Depuis 2014, des approches contradictoires

En France toutefois, un tournant est pris en 2014 avec la Refondation de l’EP, visant à renouer avec l’approche compensatoire-transformatrice du premier âge de l’EP, et à tirer profit des travaux de recherche (désormais plus nombreux et plus documentés) et des rapports des IG s’efforçant d’élucider les raisons du bilan décevant de l’EP et de dessiner des orientations pour œuvrer au quotidien à la démocratisation.
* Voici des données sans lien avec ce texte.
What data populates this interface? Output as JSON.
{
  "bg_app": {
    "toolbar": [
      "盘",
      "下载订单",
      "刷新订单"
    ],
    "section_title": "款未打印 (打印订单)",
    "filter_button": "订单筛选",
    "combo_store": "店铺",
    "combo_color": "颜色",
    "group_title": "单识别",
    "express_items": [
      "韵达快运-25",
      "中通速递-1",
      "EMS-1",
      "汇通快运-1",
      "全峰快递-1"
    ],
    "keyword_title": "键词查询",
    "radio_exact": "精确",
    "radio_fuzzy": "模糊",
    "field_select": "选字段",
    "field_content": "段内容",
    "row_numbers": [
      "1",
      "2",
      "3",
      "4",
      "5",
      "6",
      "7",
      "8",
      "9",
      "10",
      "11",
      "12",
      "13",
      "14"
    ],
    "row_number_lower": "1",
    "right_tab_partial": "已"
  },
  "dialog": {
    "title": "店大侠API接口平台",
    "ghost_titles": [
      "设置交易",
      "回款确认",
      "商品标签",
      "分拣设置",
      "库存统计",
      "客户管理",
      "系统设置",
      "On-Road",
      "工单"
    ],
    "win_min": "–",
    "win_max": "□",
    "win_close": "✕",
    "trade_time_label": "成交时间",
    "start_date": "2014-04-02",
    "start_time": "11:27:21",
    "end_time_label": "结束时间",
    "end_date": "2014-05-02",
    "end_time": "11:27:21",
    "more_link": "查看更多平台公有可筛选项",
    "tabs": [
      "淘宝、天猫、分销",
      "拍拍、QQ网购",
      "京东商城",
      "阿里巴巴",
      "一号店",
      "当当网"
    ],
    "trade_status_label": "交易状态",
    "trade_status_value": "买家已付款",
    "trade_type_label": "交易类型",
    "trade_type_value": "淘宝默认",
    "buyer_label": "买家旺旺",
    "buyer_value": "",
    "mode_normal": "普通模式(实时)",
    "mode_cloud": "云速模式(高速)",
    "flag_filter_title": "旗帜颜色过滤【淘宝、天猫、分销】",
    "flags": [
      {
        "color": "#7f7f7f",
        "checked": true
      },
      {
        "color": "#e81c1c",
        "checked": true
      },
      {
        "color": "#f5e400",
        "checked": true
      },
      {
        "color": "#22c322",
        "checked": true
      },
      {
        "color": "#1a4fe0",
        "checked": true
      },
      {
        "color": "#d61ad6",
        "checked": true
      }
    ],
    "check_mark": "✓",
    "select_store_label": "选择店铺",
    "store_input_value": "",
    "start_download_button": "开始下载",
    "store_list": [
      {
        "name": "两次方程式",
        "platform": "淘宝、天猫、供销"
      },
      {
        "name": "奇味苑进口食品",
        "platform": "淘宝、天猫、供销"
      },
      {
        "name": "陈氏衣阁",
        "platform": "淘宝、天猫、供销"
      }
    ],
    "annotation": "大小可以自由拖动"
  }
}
Rompant avec une conception de l’EP comme devant reposer pour l’essentiel sur l’initiative locale et les projets des acteurs et des équipes, sans pour autant se vouloir prescriptive, la Refondation propose – pour la première fois depuis la création de cette politique – un travail d’instrumentation de la réflexion et de l’action des enseignants et divers protagonistes de l’EP, sous la double forme d’un document d’orientation intitulé Référentiel pour l’éducation prioritaire et d’un dispositif de formation de formateurs spécifique, pluriannuel et piloté depuis le Ministère (DGESCO), l’un et l’autre fondés sur le souci et l’exigence d’enseigner plus explicitement, de traquer les pédagogies implicites ou invisibles, de promouvoir les dispositifs et modes de travail pédagogiques que l’on peut aujourd’hui penser comme les plus propices aux apprentissages et à la réussite scolaire des élèves de milieux populaires.

“ Les mesures mises en œuvre […] semblent conjuguer une approche compensatoire de renforcement de l’action éducative […] découplée de toute approche sociologique et une approche individualisante des conditions de la réussite scolaire ”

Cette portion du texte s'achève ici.